All I wanted was a single SIR to test whether the cvParam is getting carried through. It doesn't need to be a legit result. Ironically, when I ran the default CWT peak picker on this data so that they really were centroided, I got NO results. Only when I turn the SNR down to 0 then it gets better. The ion mobility spectra are very sparse even in profile mode so that's probably why.

FarmGeek4Life commented 6 years ago

Well, the date that MS-GF+ outputs is only manually updated, and I haven't updated it yet.

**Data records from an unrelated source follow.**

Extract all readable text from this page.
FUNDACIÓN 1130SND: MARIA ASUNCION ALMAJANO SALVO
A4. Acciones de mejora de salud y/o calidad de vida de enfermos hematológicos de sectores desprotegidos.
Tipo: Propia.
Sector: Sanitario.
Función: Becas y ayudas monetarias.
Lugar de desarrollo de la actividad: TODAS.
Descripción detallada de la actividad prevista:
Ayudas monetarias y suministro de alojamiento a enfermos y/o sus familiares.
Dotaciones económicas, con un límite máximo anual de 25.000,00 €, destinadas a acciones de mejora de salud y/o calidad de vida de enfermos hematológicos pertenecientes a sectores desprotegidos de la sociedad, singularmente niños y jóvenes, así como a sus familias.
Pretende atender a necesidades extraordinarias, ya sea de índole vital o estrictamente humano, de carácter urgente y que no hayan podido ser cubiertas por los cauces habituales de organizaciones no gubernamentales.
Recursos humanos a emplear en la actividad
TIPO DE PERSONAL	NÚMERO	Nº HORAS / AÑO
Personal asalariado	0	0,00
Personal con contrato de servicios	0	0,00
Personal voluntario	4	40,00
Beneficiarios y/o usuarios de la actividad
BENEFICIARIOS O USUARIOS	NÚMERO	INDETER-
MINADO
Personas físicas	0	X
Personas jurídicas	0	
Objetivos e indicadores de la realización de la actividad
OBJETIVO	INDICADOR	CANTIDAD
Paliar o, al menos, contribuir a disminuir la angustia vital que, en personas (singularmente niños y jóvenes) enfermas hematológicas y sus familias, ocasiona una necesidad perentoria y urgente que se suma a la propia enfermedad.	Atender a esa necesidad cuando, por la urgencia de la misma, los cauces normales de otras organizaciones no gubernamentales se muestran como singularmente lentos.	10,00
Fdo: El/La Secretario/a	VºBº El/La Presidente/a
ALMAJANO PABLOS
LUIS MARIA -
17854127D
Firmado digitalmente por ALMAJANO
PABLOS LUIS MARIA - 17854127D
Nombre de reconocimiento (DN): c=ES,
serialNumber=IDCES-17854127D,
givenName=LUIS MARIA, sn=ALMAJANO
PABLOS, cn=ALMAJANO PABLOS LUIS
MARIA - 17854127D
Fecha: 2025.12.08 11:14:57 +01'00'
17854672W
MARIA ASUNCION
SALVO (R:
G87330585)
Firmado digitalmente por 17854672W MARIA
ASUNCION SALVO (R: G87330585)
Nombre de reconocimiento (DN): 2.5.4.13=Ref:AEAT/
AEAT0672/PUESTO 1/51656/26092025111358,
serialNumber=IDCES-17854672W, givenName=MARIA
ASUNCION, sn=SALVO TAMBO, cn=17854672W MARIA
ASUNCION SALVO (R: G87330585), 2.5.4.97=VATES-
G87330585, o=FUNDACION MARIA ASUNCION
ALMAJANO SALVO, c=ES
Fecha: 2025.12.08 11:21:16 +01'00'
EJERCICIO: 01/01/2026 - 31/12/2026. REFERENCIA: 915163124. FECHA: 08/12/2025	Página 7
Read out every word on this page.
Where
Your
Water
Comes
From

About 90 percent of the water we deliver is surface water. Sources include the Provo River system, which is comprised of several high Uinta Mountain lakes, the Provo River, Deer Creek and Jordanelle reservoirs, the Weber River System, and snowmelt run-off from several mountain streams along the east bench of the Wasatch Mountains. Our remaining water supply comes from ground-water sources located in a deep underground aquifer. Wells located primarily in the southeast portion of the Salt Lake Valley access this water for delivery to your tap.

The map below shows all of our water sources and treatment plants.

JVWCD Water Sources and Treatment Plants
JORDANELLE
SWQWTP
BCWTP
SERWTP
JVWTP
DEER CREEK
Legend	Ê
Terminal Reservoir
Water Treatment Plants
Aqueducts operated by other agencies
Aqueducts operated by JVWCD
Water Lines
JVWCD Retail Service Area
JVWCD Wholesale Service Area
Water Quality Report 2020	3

I will have to try that file with some fasta file here, while using the debugger, to figure out exactly what's going on.

FarmGeek4Life commented 6 years ago

Well, found the main bug, which also affects other searches: MS-GF+ originally only checked the scanList in mzML spectra for the "[Thermo Trailer Extra]Monoisotopic M/Z:" userParam, so there was a check to only enter an if statement if there was at least one userParam in scanList:scan[0]. This bug also meant that the scan start time would not be output for a search on data from, say, an Agilent QTOF.

https://github.com/MSGFPlus/msgfplus/releases/tag/v2018.07.17 fixes it, I did see the desired cvParam in the single search result I got (searching against a human refseq fasta file I had on hand).

chambm commented 6 years ago

Excellent. Bruker TIMS results now have both ion mobility and scan time. I hadn't realized they were missing scan time previously. Thanks!